La régulation sociale, effectuée auparavant par l’alternance d’inflation et de dévaluation, a cessé, et a fait apparaître le Front national comme refuge aux classes défavorisées et comme la principale raison de défendre la démocratie. Les classes dirigeantes ont utilisé cet argument pour se refaire « une nouvelle fausse virginité démocratique. » L’auteur reprend la vieille antienne de l’instrumentalisation du Front national, que la droite et la gauche se reprochent réciproquement : il a raison, et cela ne valorise pas les partis modérés.

La Grande Comédie

Pour Todd, « à partir de 1999, la démocratie représentative, au sens classique et conventionnel du terme, a cessé d’exister en France […] parce que la machine économique échappe de fait au contrôle des élus. » Il suppose donc que « la machine économique » ne devrait pas échapper au contrôle des élus.
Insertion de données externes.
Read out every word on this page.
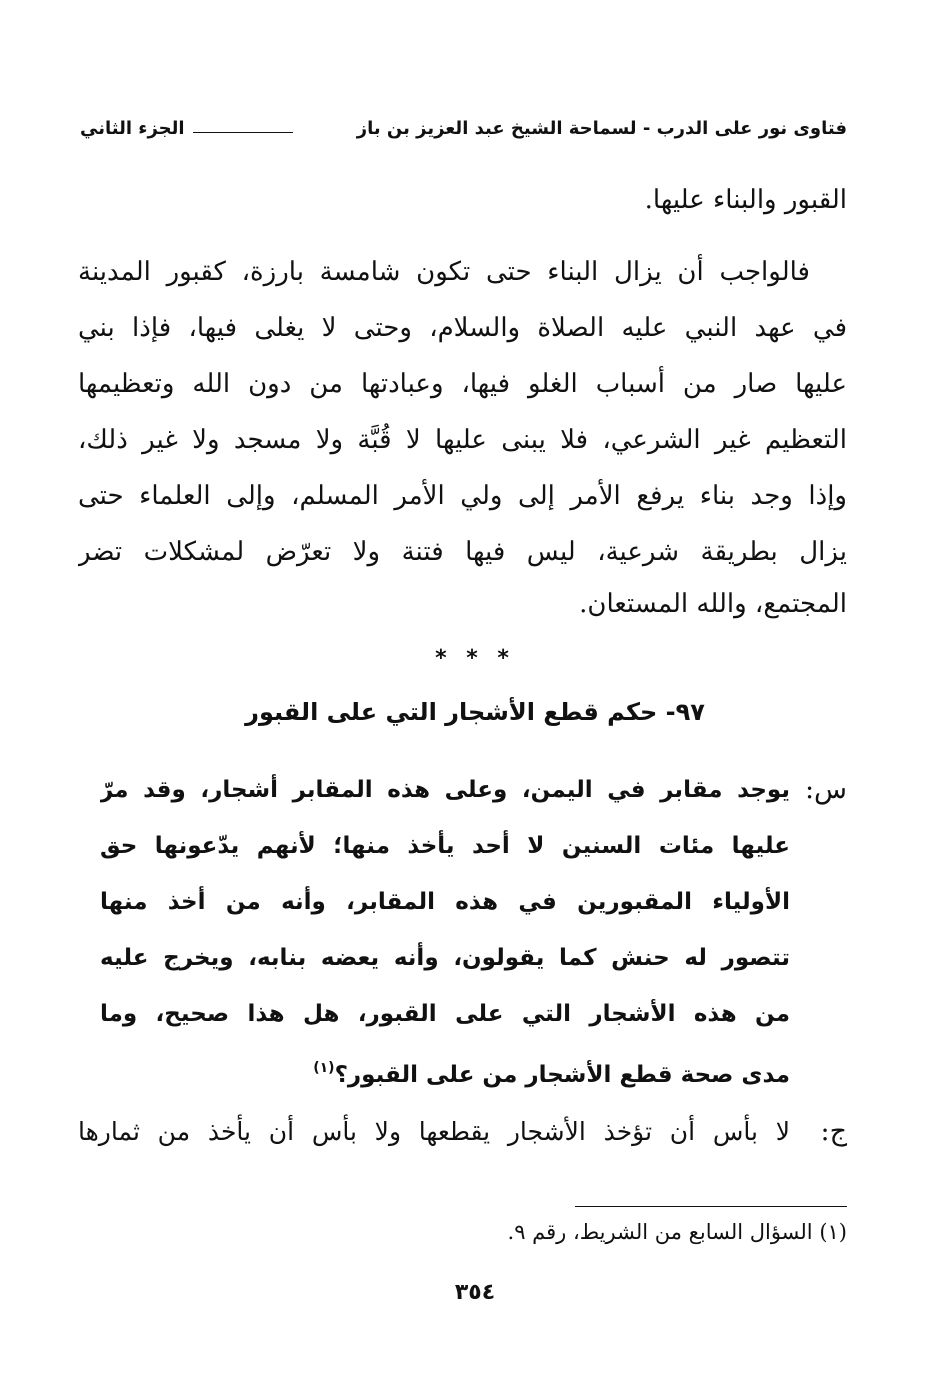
فتاوى نور على الدرب - لسماحة الشيخ عبد العزيز بن باز
الجزء الثاني
القبور والبناء عليها.
فالواجب أن يزال البناء حتى تكون شامسة بارزة، كقبور المدينة
في عهد النبي عليه الصلاة والسلام، وحتى لا يغلى فيها، فإذا بني
عليها صار من أسباب الغلو فيها، وعبادتها من دون الله وتعظيمها
التعظيم غير الشرعي، فلا يبنى عليها لا قُبَّة ولا مسجد ولا غير ذلك،
وإذا وجد بناء يرفع الأمر إلى ولي الأمر المسلم، وإلى العلماء حتى
يزال بطريقة شرعية، ليس فيها فتنة ولا تعرّض لمشكلات تضر
المجتمع، والله المستعان.
* * *
٩٧- حكم قطع الأشجار التي على القبور
س:
يوجد مقابر في اليمن، وعلى هذه المقابر أشجار، وقد مرّ
عليها مئات السنين لا أحد يأخذ منها؛ لأنهم يدّعونها حق
الأولياء المقبورين في هذه المقابر، وأنه من أخذ منها
تتصور له حنش كما يقولون، وأنه يعضه بنابه، ويخرج عليه
من هذه الأشجار التي على القبور، هل هذا صحيح، وما
مدى صحة قطع الأشجار من على القبور؟$^{(١)}$
ج:
لا بأس أن تؤخذ الأشجار يقطعها ولا بأس أن يأخذ من ثمارها
(١) السؤال السابع من الشريط، رقم ٩.
٣٥٤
On peut s’interroger sur la pertinence d’un tel contrôle : les élus ne sont pas des gestionnaires ni des chefs d’entreprise, mais des politiques.

La politique française se résume alors à une « Grande Comédie » jusqu’en 2007. Todd exagère : le champ d’intervention du politique conservait au moins la protection sociale (dont le budget est passé de 50 % des prélèvements obligatoires en 1980 à 72 % actuellement), la fiscalité (en particulier l’ISF), la règlementation du travail, la politique étrangère… C’est un exemple qu’il a oublié de citer à propos de « l’art français du contretemps », l’Allemagne, la Suède… effectuant au même moment des réformes de nature plus ou moins libérales (en particulier la réforme des retraites).

Le rejet du Traité Constitutionnel Européen par le referendum de 2005 montre à la fois l’opposition de la population à l’évolution de l’Union européenne et l’effacement des vieilles déterminations religieuses. Son contournement par le traité de Lisbonne montre aussi le déficit démocratique en France, qui paraît incontestable, et justifie ici la théorie de Todd.

Ce dernier considère qu’en transformant l’islam en « bouc émissaire » après les émeutes de banlieue en 2005, le pouvoir politique a effacé le problème économique rendu insoluble par le traité de Maastricht. Il voit une dialectique Allemands-Arabes inconsciente dans la mentalité du peuple français, qui souffre d’un complexe d’infériorité vis-à-vis des premiers et de supériorité vis-à-vis des seconds : l’acceptation de la supériorité des Allemands expliquerait le rejet de l’islam. Cette relation est assez discutable : si ces complexes existent réellement, l’histoire de la colonisation et du xxe siècle apporte un éclairage autrement plus puissant que la conjoncture actuelle.

La Très Grande Comédie

La « Très Grande Comédie » correspond à la période 2007-2017 (chapitre 8). La crise financière a comme conséquence la transformation de la prééminence financière de l’Allemagne en domination politique. Il aurait fallu préciser que cette domination ne concerne guère que la politique économique de l’Union européenne.

Le cursus de François Hollande, ancien élève d’HEC, de l’ENA et inspecteur des finances, montre selon Todd sa participation à l’aristocratie stato-financière accusée précédemment d’incompétence et d’abandon de l’indépendance économique de la France à son profit. On retrouve ici comme précédemment et jusqu’à la fin de l’ouvrage cette critique systématique.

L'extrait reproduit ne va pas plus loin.